Momentum is the better predictor of penetration on heavy game. Dr. Ed Ashby's two-decade penetration study at the Natal Game Ranch concluded that momentum, FOC, and mechanical advantage of the broadhead matter more than raw KE once you're past the threshold to break bone.

KE minimums by game class

These are the Easton-published recommendations, widely adopted as the industry baseline:

  • Small game (rabbit, squirrel): under 25 ft-lb
  • Medium game (turkey, javelina): 25 ft-lb
  • Large game (whitetail, antelope, mule deer): 25-41 ft-lb
  • Heavy game (elk, black bear, wild boar): 42-65 ft-lb
  • Toughest game (moose, grizzly, cape buffalo): 65+ ft-lb

These are minimums to consider an ethical shot, not targets. Most modern compound bows produce 70-90 ft-lb at the riser with a well-built arrow. The minimums are floors. The Forge's Broadhead Confidence Score grades you against the floor and against a recommended margin above it.

Why both numbers matter

Consider two builds at 75 ft-lb of KE.

Build A: 380-grain arrow at 297 fps. KE = 74.5 ft-lb. Momentum = 0.501.

Build B: 525-grain arrow at 254 fps. KE = 75.2 ft-lb. Momentum = 0.592.

Same KE. Build B has 18% more momentum. On a Wyoming bull elk at 35 yards, both will likely kill cleanly. On a quartering shot through the ball joint into the offside vitals, Build B punches through and exits. Build A might stop in the cavity. That's the Ashby finding in one sentence.
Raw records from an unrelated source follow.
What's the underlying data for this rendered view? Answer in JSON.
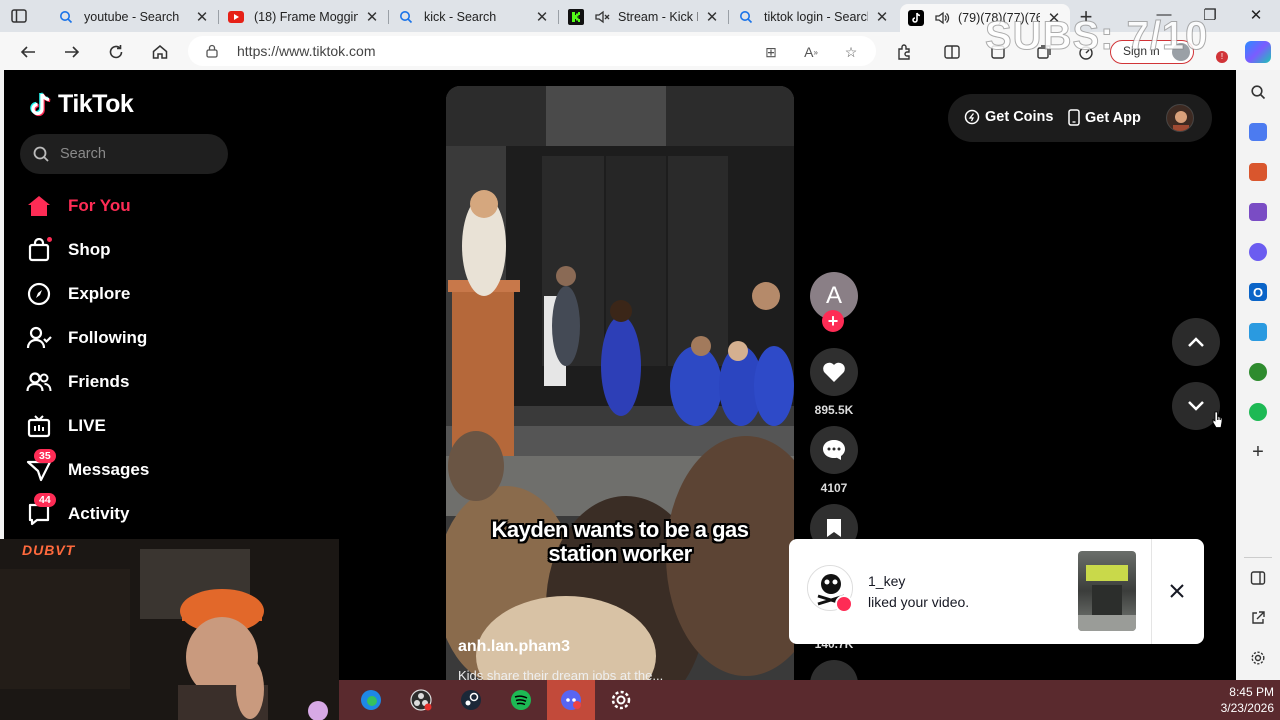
{
  "browser": {
    "tabs": [
      {
        "title": "youtube - Search",
        "icon": "search-icon",
        "active": false
      },
      {
        "title": "(18) Frame Mogging",
        "icon": "youtube-icon",
        "active": false
      },
      {
        "title": "kick - Search",
        "icon": "search-icon",
        "active": false
      },
      {
        "title": "Stream - Kick D",
        "icon": "kick-icon",
        "active": false
      },
      {
        "title": "tiktok login - Search",
        "icon": "search-icon",
        "active": false
      },
      {
        "title": "(79)(78)(77)(76",
        "icon": "tiktok-icon",
        "active": true
      }
    ],
    "url": "https://www.tiktok.com",
    "signin_label": "Sign in",
    "overlay_text": "SUBS: 7/10"
  },
  "sidebar": {
    "logo": "TikTok",
    "search_placeholder": "Search",
    "items": [
      {
        "label": "For You",
        "icon": "home-icon",
        "active": true
      },
      {
        "label": "Shop",
        "icon": "shopping-bag-icon",
        "active": false
      },
      {
        "label": "Explore",
        "icon": "compass-icon",
        "active": false
      },
      {
        "label": "Following",
        "icon": "user-follow-icon",
        "active": false
      },
      {
        "label": "Friends",
        "icon": "friends-icon",
        "active": false
      },
      {
        "label": "LIVE",
        "icon": "live-tv-icon",
        "active": false
      },
      {
        "label": "Messages",
        "icon": "messages-icon",
        "active": false,
        "badge": "35"
      },
      {
        "label": "Activity",
        "icon": "activity-icon",
        "active": false,
        "badge": "44"
      }
    ]
  },
  "video": {
    "caption_line1": "Kayden wants to be a gas",
    "caption_line2": "station worker",
    "username": "anh.lan.pham3",
    "description": "Kids share their dream jobs at the..."
  },
  "actions": {
    "avatar_letter": "A",
    "likes": "895.5K",
    "comments": "4107",
    "saves": "140.7K"
  },
  "topbar": {
    "get_coins": "Get Coins",
    "get_app": "Get App"
  },
  "notification": {
    "user": "1_key",
    "text": "liked your video."
  },
  "webcam": {
    "tag": "DUBVT"
  },
  "clock": {
    "time": "8:45 PM",
    "date": "3/23/2026"
  }
}
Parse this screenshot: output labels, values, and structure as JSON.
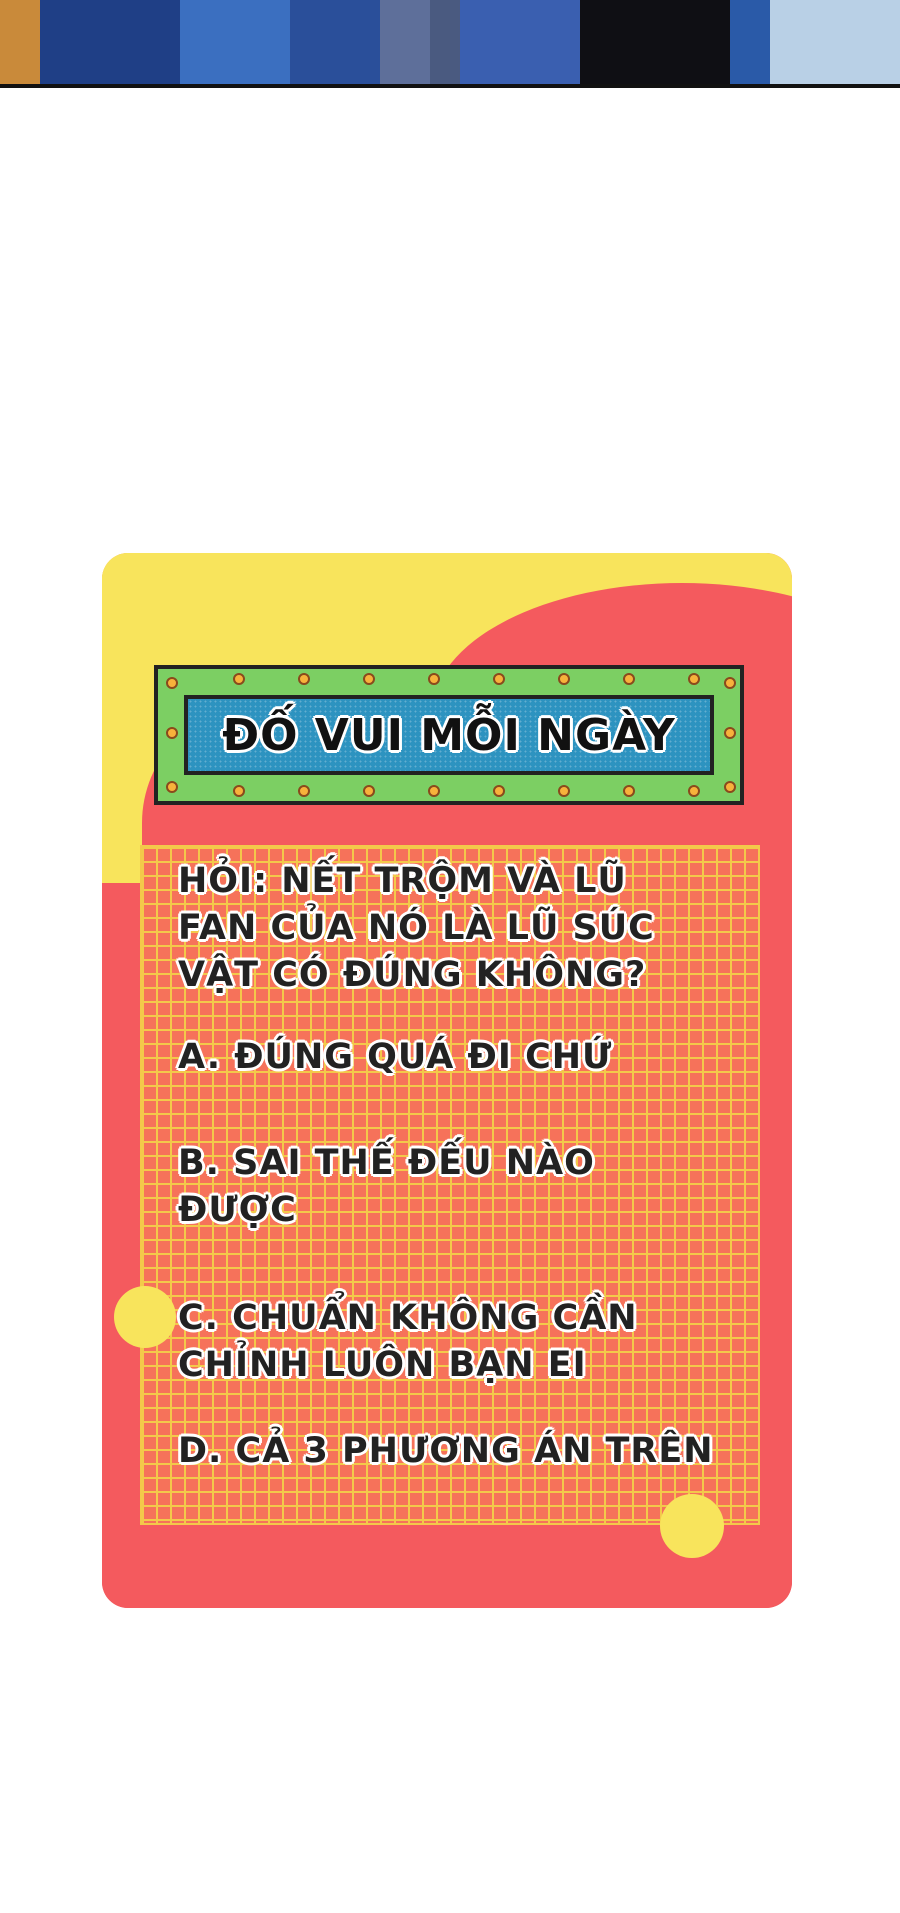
{
  "colors": {
    "card_yellow": "#f8e45c",
    "card_red": "#f45a5e",
    "grid_line": "#f3c94a",
    "sign_frame": "#7ccf63",
    "sign_panel": "#2d93c0",
    "text": "#222222"
  },
  "banner": {
    "title": "ĐỐ VUI MỖI NGÀY"
  },
  "quiz": {
    "question": "HỎI: NẾT TRỘM VÀ LŨ FAN CỦA NÓ LÀ LŨ SÚC VẬT CÓ ĐÚNG KHÔNG?",
    "options": [
      "A. ĐÚNG QUÁ ĐI CHỨ",
      "B. SAI THẾ ĐẾU NÀO ĐƯỢC",
      "C. CHUẨN KHÔNG CẦN CHỈNH LUÔN BẠN EI",
      "D. CẢ 3 PHƯƠNG ÁN TRÊN"
    ]
  }
}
If you hunt anything heavier than whitetail, build for momentum first. The KE number will come along for the ride.

How The Forge does it

Punch in your arrow (or use a saved build from the Arrow Builder), drop your chronograph velocity, and The Forge returns KE, momentum, drop, drift, and the Broadhead Confidence Score across all 8 game classes. The Confidence Score weighs KE, momentum, FOC, and broadhead type, then maps each game class to a band:

  • HIGH — well above the threshold, full confidence
  • ADEQUATE — meets recommended values
  • MARGINAL — at the floor, take your shot carefully
  • INSUFFICIENT — do not take this animal with this setup

It's calibrated against Easton's published minimums, the Ashby penetration work, and the 2025 Yates broadhead study.

Open The Forge. Hunter tier ($6/mo) unlocks the full Broadhead Confidence Score. Free tier gives you KE and momentum on any saved build.

FAQ

How much kinetic energy do I need for elk?

Easton's published minimum is 42 ft-lb. We recommend 55+ for a comfortable margin, with momentum above 0.55 slug-ft/s. Most modern 65-pound compounds with a 460-grain arrow at 280 fps hit that easily.

Is KE or momentum more important?

KE for soft tissue. Momentum for bone and penetration. On heavy game, momentum is the better predictor. On whitetail, either works.

What's a good KE for whitetail?

25-40 ft-lb meets the published minimum. Most hunters land in the 60-80 ft-lb range with a modern compound, which is comfortable margin. A 425-grain arrow at 280 fps is 74 ft-lb.

Does arrow weight matter more than speed for KE?

Speed matters more in the equation because it's squared. But heavier arrows retain energy better downrange and carry more momentum. The optimal build trades a bit of speed for mass.

How do I measure my actual arrow velocity?

Chronograph. A Caldwell G2 or LabRadar Lite at the shop or your own backyard. Manufacturer IBO speeds are useless for KE math because they assume a 5-grain-per-pound arrow at 30-inch draw, which is not your setup.

Will a 50-pound bow produce enough KE for deer?

Yes. A 50-pound compound with a 400-grain arrow at 240 fps produces 51 ft-lb. That's well above the whitetail threshold. The legal minimum in most states is 35-40 pounds of draw weight.